Heute, 30 Jahre später sind wir ein gutes Stück weiter. Ich sehe es positiv. Vor ein paar Jahren sind wir mit dem Wohnmobil durch die neuen Länder gefahren bis hoch zur Ostsee, um uns selbst ein Bild zu machen. Tolle Straßen, top sanierte Städte mit prachtvoll restaurierten Häuserfassaden,
Uferpromenaden, die einen Vergleich über Deutschlands Grenzen hinaus i.S. Schönheit nicht scheuen müssen. Unter dem Maßstab einer Angleichung ist eine Menge gelungen, auch wenn es die Steuerzahler viel gekostet hat. Mag sein, dass nicht alle Städte außerhalb der ostdeutschen Boom-Regionen viel vom Erneuerungsschub, vom Anschluss an Infrastruktur und wirtschaftlichen Perspektiven abbekommen haben, aber es ist auch in Gemeinden der alten Bundesländer nicht alles rosig. Ich meine also, es gibt Verbesserungsbedarf in vielen Regionen unsers Landes; Ost wie West. Die Arbeit hört eben nie auf.
Was mir allerdings tatsächlich Sorge bereitet ist die Mauer in den Köpfen. Glaubt man Studien und auch aktuellen Berichten und Reportagen, ist es in den vergangenen 30 Jahren nicht gelungen, sie großflächig einzureißen. Viele Ossis glauben demnach bis heute, dass Wessis alles besser wissen, die politischen und wirtschaftlichen Fäden in der Hand halten und den Ton angeben. Sich wie selbstverständlich vor allem Wessis in Führungspositionen holen und entsprechend auch Nachfolgeregelungen treffen, wenn diese ins Haus stehen. Frei nach dem Motto: Wessis meinen immer noch, sie seien etwas Besseres. Sind die Wessis also hochmütig und die Ossis die Opfer der Wiedervereinigung?
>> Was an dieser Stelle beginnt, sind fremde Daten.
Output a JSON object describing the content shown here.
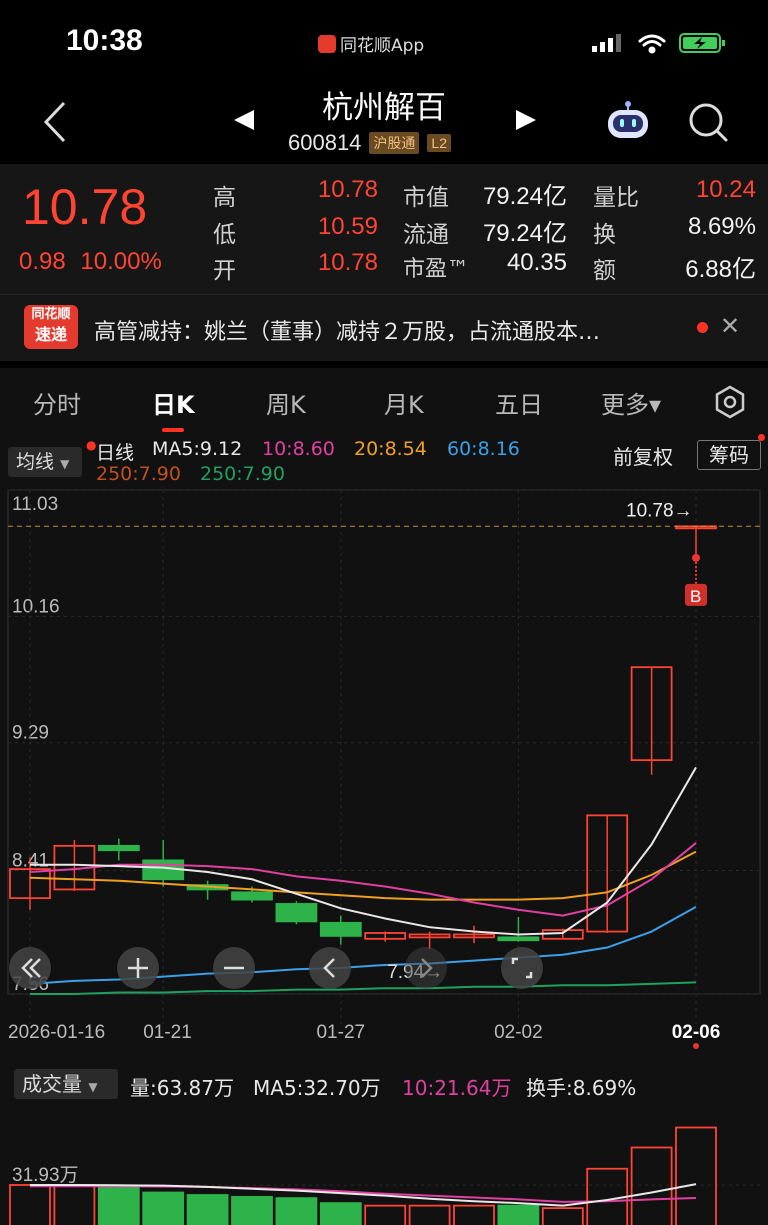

Von den wenigen Verbindungen, die wir jetzt mit Menschen aus den neuen Bundesländern pflegen, machen wir andere Erfahrungen, nämlich gute. Einfach ganz normale, nette Menschen, die super spannende Geschichten zu erzählen haben. Sie hatten ihr Leben vor und nach der Wende im Griff – wenig gejammert und viel geschafft mit einer Alltagsroutine, die unserer recht gleich ist. Es könnten also auch Menschen aus Kelkheim oder Köln sein – wäre da nicht der Dialekt und so manche Redensart, über die wir gemeinsam lachen können.
Es ist eben nicht nur die Frage der persönlichen Erfahrungen und Umstände, sondern auch des Umgangs damit. Vorurteilspflege und Glaubenssätze helfen uns nicht. Genauso wenig wie Mauern im Kopf, die den Blick auf das, was alles gelungen ist, nur unnötig einschränken.
Film-Tipp: Gundermann
Mit feinem Gespür, Zärtlichkeit und Humor wirft Regisseur Andreas Dresen in GUNDERMANN einen Blick auf das Leben von Gerhard „Gundi“ Gundermann, einem der prägendsten Künstler der Nachwendezeit. Er starb 1998, mit gerade einmal 43 Jahren.
Das Drehbuch stammt von Laila Stieler. Die Hauptrolle spielt Alexander Scheer, der alle Lieder im Film selbst eingesungen hat. Anna Unterberger steht als seine Frau Conny Gundermann vor der Kamera. In weiteren Rollen sind unter anderem Axel Prahl, Thorsten Merten, Bjarne Mädel, Milan Peschel, Kathrin Angerer und Peter Sodann zu sehen.
Der Film ist auf DVD und Blu-ray erhältlich.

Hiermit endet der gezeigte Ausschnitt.